Every U.S. citizen is guaranteed the right to vote, regardless of their race, religion, income, gender, or sexual orientation. But that right did not come easy. Women weren't allowed to vote until 1920. African Americans, after the violence sparked by those opposed to the civil rights movement, were finally granted the protected right to vote in 1965.

On the eve of one of the most important midterm elections in history, efforts are underway across the country to keep people from voting. This is a GOP-organized effort with racial undertones to suppress the vote of minorities who most likely would choose the Democratic candidate.
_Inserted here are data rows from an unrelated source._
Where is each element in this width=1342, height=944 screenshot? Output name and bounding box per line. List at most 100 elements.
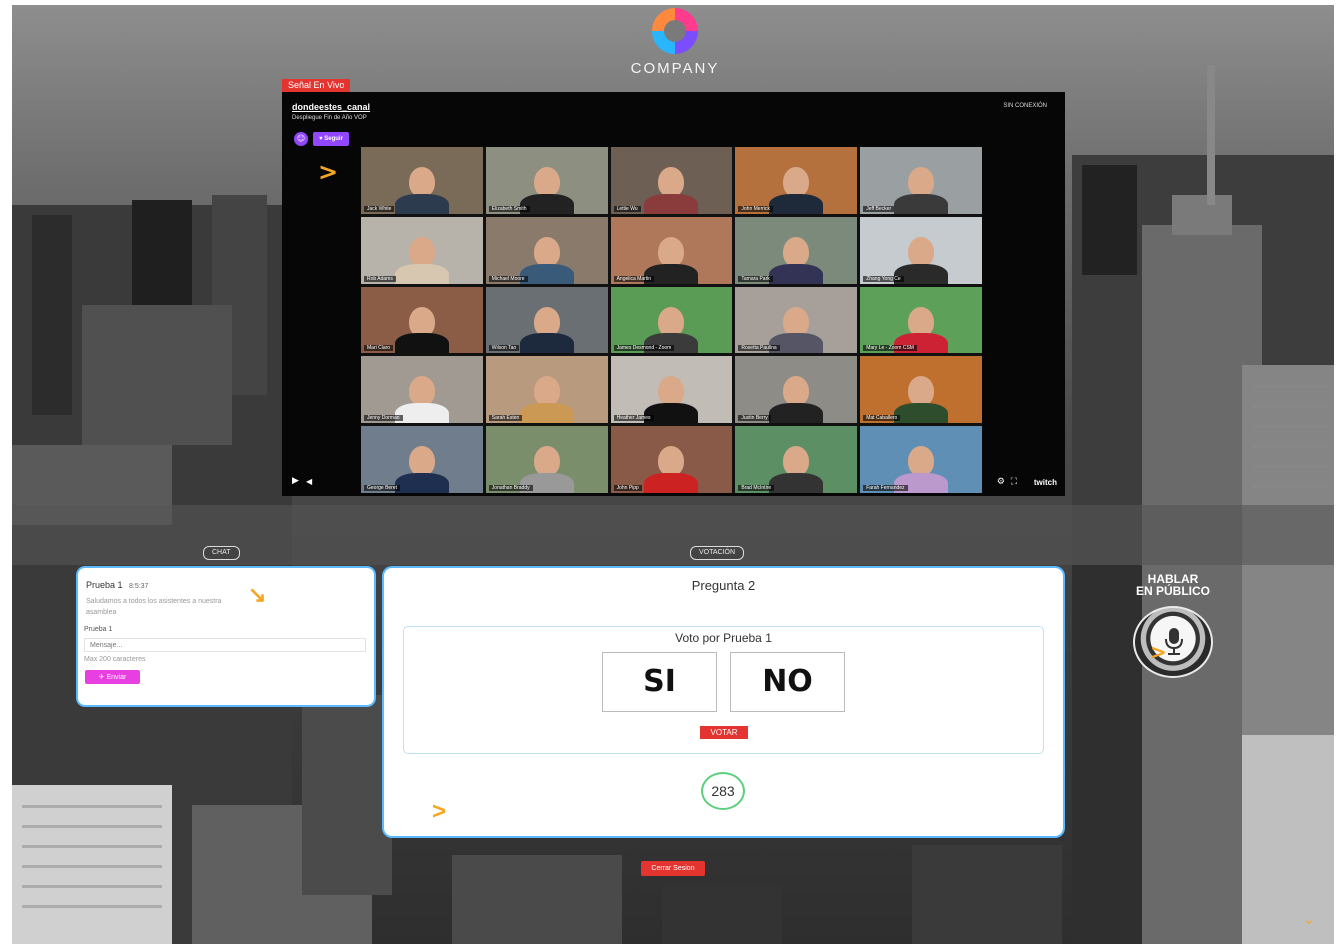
- participant-name: Justin Berry: [738, 415, 771, 422]
- participant-face: [408, 236, 435, 267]
- participant-face: [783, 306, 810, 337]
- vote-button[interactable]: VOTAR: [700, 726, 748, 739]
- participant-name: Angelica Martin: [613, 275, 655, 282]
- participant-body: [394, 263, 449, 284]
- participant-face: [783, 167, 810, 198]
- participant-name: Lettie Wu: [613, 205, 641, 212]
- participant-name: Mary Le - Zoom CSM: [863, 345, 917, 352]
- chat-message-time: 8:5:37: [128, 583, 149, 590]
- participant-name: Mari Claro: [364, 345, 394, 352]
- public-speaking-title-line2: EN PÚBLICO: [1135, 584, 1210, 598]
- participant-face: [783, 236, 810, 267]
- participant-name: Farah Fernandez: [863, 485, 908, 491]
- participant-face: [783, 446, 810, 477]
- participant-body: [894, 193, 949, 214]
- participant-face: [533, 306, 560, 337]
- participant-video-tile: Wilson Tao: [485, 286, 608, 354]
- participant-name: Elizabeth Smith: [488, 205, 530, 212]
- participant-video-tile: John Pipp: [610, 426, 733, 493]
- participant-name: Rosetta Paulina: [738, 345, 780, 352]
- participant-video-tile: Zhang Yong Ce: [860, 216, 982, 284]
- participant-face: [658, 376, 685, 407]
- participant-video-tile: Jenny Dorman: [361, 356, 483, 424]
- participant-name: John Merrick: [738, 205, 774, 212]
- scroll-down-icon[interactable]: ⌄: [1303, 912, 1315, 928]
- public-speaking-button[interactable]: [1133, 606, 1213, 678]
- participant-body: [394, 193, 449, 214]
- logout-button[interactable]: Cerrar Sesion: [641, 861, 705, 876]
- participant-name: Wilson Tao: [488, 345, 520, 352]
- twitch-logo[interactable]: twitch: [1034, 478, 1057, 487]
- question-title: Pregunta 2: [691, 578, 756, 593]
- participant-video-tile: George Beret: [361, 426, 483, 493]
- participant-name: Michael Moore: [488, 275, 528, 282]
- pointer-arrow-icon: ↘: [248, 582, 267, 607]
- participant-video-tile: Tamara Park: [735, 216, 858, 284]
- video-player[interactable]: dondeestes_canal Despliegue Fin de Año V…: [282, 92, 1065, 496]
- participant-video-tile: James Desmond - Zoom: [610, 286, 733, 354]
- channel-name-link[interactable]: dondeestes_canal: [292, 102, 370, 112]
- fullscreen-icon[interactable]: ⛶: [1011, 477, 1017, 487]
- participant-face: [908, 376, 935, 407]
- chat-sender-name: Prueba 1: [84, 626, 113, 633]
- participant-name: Jenny Dorman: [364, 415, 403, 422]
- chat-message: Prueba 1 8:5:37 Saludamos a todos los as…: [86, 575, 244, 618]
- volume-icon[interactable]: ◀: [306, 477, 312, 486]
- participant-video-tile: Brad McIntire: [735, 426, 858, 493]
- participant-body: [769, 263, 824, 284]
- participant-body: [644, 193, 699, 214]
- participant-video-tile: Jack White: [361, 147, 483, 214]
- participant-body: [519, 403, 574, 424]
- vote-box: Voto por Prueba 1 SI NO VOTAR: [403, 626, 1044, 754]
- vote-option-no[interactable]: NO: [730, 652, 845, 712]
- connection-status: SIN CONEXIÓN: [1003, 103, 1047, 109]
- participant-face: [783, 376, 810, 407]
- pointer-arrow-icon: >: [432, 798, 447, 825]
- participant-face: [658, 306, 685, 337]
- participant-face: [533, 376, 560, 407]
- voting-panel: Pregunta 2 Voto por Prueba 1 SI NO VOTAR…: [384, 568, 1063, 836]
- max-characters-hint: Max 200 caracteres: [84, 656, 146, 663]
- participant-name: Heather James: [613, 415, 654, 422]
- company-name: COMPANY: [630, 60, 720, 77]
- vote-count: 283: [701, 772, 745, 810]
- send-button[interactable]: ✈ Enviar: [85, 670, 140, 684]
- participant-body: [769, 193, 824, 214]
- channel-description: Despliegue Fin de Año VOP: [292, 115, 367, 121]
- participant-face: [408, 446, 435, 477]
- participant-name: James Desmond - Zoom: [613, 345, 675, 352]
- participant-video-tile: Justin Berry: [735, 356, 858, 424]
- participant-video-tile: Lettie Wu: [610, 147, 733, 214]
- participant-body: [519, 333, 574, 354]
- participant-face: [408, 167, 435, 198]
- play-icon[interactable]: ▶: [292, 476, 299, 486]
- participant-video-tile: Mary Le - Zoom CSM: [860, 286, 982, 354]
- participant-video-tile: Jeff Becker: [860, 147, 982, 214]
- participant-body: [644, 473, 699, 493]
- participant-video-tile: Rob Adams: [361, 216, 483, 284]
- participant-name: Zhang Yong Ce: [863, 275, 904, 282]
- participant-video-tile: Farah Fernandez: [860, 426, 982, 493]
- participant-face: [908, 236, 935, 267]
- pointer-arrow-icon: >: [318, 158, 339, 186]
- participant-name: Jack White: [364, 205, 395, 212]
- participant-video-tile: Rosetta Paulina: [735, 286, 858, 354]
- settings-icon[interactable]: ⚙: [997, 477, 1005, 487]
- follow-button[interactable]: ♥ Seguir: [313, 132, 349, 146]
- participant-body: [394, 333, 449, 354]
- participant-name: Mat Caballero: [863, 415, 901, 422]
- vote-option-yes[interactable]: SI: [602, 652, 717, 712]
- public-speaking-title: HABLAR EN PÚBLICO: [1118, 573, 1228, 597]
- company-logo-icon: [652, 8, 698, 54]
- chat-message-user: Prueba 1: [86, 580, 123, 590]
- participant-name: Rob Adams: [364, 275, 396, 282]
- user-icon[interactable]: ☺: [294, 132, 308, 146]
- message-input[interactable]: [84, 638, 366, 652]
- pointer-arrow-icon: >: [1150, 640, 1167, 664]
- participant-video-tile: Michael Moore: [485, 216, 608, 284]
- participant-body: [394, 473, 449, 493]
- participant-video-tile: Sarah Esten: [485, 356, 608, 424]
- participant-face: [908, 306, 935, 337]
- participant-name: Tamara Park: [738, 275, 773, 282]
- chat-panel: Prueba 1 8:5:37 Saludamos a todos los as…: [78, 568, 374, 705]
In Georgia, voter suppression may effect more than 50,000 people, 70 percent of them African Americans. In North Dakota, the state's Repubican-dominated legislature passed a new law that seems specifically intended to make it harder for Native Americans to vote.

Voting has always been extremely important to the Jewish community. The U.S. was the first country in the world to offer Jews full rights, including the right to vote.

Each of us has a special memory about the first time we voted. On Tuesday, let's make new memories and history. We need to make sure everyone eligible to vote gets to the polls. That is your responsibility just as much as voting. Don't let anyone you know sit home.

Vote for your self. Vote for your children. Vote for all those that never had the freedom to do so.